CESC has recently started expansion into renewable energy sector through its subsidiary Purvah Green Projects Ltd, and aiming to build 300 MW solar portfolio.

===Existing power plants===

| Power station | Location | Installed Capacity (MW) | Type |
|---|---|---|---|
| Budge Budge Thermal Power Station | Budge Budge, Kolkata, West Bengal | 750 | Coal-fired |
| Southern Thermal Power Station | Garden Reach, Kolkata, West Bengal | 135 | Coal-fired |
| Dhariwal Power Station | Chandrapur, Maharashtra | 600 | Coal-fired |
| Haldia Energy Power Station | Haldia, West Bengal | 600 | Coal-fired |
| TOTAL |  | 2,085 |  |

CESC's vintage Mulajore power station, which was located in north Kolkata, was shut down on 15 May 2004. It was inaugurated by the then Bengal Governor Sir John Arthur Herbert in January 1940 and was one of the oldest plants in the system of CESC. The plant employed around 500 employees but hardly generated more than 25 MW, even though it had a derated capacity of 60 MW. With a high auxiliary consumption (the energy required to generate power), it used to feed just about 18 MW to the system. The New Cossipore and the Mulajore plants together used to generate only 10% of CESC's power generation but accounted for 59% of the company's workforce. Following the sale of Mulajore plant and machinery, the 43 acres of land was used to set up an industrial-cum-residential township venture executed by CESC Properties, a wholly owned CESC subsidiary. CESC's New Cossipore unit, in turn, was hamstrung by a serious pollution constraint and was hauled up by West Bengal Pollution Control Board last year.

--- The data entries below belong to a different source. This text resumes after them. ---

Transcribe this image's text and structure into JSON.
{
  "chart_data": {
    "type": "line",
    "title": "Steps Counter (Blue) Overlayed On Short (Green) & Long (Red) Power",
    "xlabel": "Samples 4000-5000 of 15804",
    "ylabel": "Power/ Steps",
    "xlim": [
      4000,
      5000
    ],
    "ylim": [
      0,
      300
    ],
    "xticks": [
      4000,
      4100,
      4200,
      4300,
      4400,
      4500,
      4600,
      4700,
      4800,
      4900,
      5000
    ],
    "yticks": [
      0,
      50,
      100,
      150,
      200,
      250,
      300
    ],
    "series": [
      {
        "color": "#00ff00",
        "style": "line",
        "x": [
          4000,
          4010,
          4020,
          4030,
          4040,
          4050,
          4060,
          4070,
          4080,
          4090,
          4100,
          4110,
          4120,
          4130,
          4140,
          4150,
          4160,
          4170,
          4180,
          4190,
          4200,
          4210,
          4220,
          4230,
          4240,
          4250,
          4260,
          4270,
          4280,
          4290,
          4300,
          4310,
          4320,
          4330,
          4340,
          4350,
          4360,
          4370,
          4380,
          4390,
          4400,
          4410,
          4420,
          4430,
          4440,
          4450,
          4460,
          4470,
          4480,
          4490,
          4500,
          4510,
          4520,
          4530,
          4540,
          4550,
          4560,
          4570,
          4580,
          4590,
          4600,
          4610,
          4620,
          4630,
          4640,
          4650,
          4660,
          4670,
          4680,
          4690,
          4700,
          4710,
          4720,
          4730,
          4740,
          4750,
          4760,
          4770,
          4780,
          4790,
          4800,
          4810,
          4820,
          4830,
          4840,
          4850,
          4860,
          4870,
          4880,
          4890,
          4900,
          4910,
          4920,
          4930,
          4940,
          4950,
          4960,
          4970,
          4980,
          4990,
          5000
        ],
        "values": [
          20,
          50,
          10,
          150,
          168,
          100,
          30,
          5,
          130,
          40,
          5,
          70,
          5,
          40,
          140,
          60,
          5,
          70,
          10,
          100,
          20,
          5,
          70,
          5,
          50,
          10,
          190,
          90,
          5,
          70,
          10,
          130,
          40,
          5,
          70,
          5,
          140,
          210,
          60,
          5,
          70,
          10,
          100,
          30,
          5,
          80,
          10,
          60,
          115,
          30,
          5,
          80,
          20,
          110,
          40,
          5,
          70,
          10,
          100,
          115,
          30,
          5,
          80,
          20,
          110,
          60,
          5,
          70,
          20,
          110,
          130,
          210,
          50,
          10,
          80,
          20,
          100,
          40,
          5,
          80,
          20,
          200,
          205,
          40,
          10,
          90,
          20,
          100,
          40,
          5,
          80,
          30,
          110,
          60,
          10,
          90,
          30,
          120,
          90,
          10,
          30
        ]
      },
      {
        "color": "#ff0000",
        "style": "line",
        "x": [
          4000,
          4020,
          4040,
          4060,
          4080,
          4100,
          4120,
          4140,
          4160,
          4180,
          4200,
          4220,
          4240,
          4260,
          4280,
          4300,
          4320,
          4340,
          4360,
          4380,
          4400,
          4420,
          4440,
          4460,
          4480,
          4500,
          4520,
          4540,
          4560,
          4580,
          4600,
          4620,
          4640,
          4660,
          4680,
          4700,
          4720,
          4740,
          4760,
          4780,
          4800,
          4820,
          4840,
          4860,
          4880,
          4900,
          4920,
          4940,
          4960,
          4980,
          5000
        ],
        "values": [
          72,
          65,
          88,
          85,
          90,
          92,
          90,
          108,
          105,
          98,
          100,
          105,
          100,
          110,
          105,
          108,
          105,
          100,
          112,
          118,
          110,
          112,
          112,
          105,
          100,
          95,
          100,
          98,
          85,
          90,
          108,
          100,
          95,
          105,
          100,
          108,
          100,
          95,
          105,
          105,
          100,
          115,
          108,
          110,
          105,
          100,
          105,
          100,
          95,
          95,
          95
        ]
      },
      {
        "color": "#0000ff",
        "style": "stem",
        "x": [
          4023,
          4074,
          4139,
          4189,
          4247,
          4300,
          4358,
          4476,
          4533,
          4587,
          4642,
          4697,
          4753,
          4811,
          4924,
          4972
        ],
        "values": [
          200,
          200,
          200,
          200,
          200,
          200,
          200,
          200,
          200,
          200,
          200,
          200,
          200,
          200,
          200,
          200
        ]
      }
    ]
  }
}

===Power Plants outside Kolkata===

In September 2013, the first unit of CESC's 2×300 MW thermal power project, and the first one outside West Bengal, was successfully synchronised at Chandrapur, Maharashtra. A 400 kV transmission line will feed the generated power from the power station to the grid. The company had entered into power purchase agreement with the Tamil Nadu State electricity distribution utility for 100 MW daily supplies at INR 4.91 a unit from its Chandrapur power plant.